Scattering mechanisms of the Hall effect and transverse magnetoresistance in nondegenerate piezo-electric semiconductors

Abstract

The Hall effect and transverse magnetoresistance in the intrinsic nondegenerate semiconductors InSb and GaAs have been investigated according to the scattering processes of carriers in solids. These scattering processes include the acoustic phonon scattering, piezo-electric scattering and ionised-impurity scattering. The energy band structure of carriers is assumed to be nonparabolic. Results show that the Hall angle, the Hall coefficient, and the transverse magnetoresistance depend strongly on the DC magnetic field due to the energy-dependent relaxation time. The holes in semiconductors play a major role in the electrical transport phenomenon for the piezo-electric scattering and ionised-impurity scattering, while for the acoustic phonon scattering the conduction electrons in semiconductors play the major role in the electrical transport phenomenon.

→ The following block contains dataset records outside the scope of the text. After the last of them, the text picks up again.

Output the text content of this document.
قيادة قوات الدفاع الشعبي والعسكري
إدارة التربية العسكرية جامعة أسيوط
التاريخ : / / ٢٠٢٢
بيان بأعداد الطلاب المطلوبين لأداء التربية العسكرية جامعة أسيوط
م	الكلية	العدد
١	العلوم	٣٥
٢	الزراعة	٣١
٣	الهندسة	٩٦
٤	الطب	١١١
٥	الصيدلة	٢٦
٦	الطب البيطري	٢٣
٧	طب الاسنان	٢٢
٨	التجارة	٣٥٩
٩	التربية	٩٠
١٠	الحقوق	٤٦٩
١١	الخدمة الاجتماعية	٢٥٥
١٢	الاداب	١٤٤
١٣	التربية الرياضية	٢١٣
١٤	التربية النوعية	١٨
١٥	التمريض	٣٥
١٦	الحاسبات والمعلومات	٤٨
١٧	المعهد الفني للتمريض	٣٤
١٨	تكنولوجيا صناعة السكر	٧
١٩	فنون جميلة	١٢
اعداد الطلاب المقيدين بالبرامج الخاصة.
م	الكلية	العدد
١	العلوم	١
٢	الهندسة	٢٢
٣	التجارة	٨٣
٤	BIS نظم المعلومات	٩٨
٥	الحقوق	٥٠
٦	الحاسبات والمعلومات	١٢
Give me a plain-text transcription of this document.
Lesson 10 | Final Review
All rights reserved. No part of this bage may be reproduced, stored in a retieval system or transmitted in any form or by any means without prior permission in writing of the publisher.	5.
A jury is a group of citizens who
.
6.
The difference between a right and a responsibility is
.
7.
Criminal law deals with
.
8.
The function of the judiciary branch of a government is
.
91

However, the numerical results for the piezo-electric scattering and ionised-impurity scattering are shown to be rather smaller than those for the acoustic phonon scattering in the intrinsic semiconductors. Therefore, the conduction electrons play a dominant role in the carrier transport phenomenon in the intrinsic semiconductors. A comparison between experimental work and theory for the Hall effect and transverse magnetoresistance in InSb has been made. The effect of nonparabolicity in InSb has also been discussed in comparison with the numerical results for the parabolic band structure.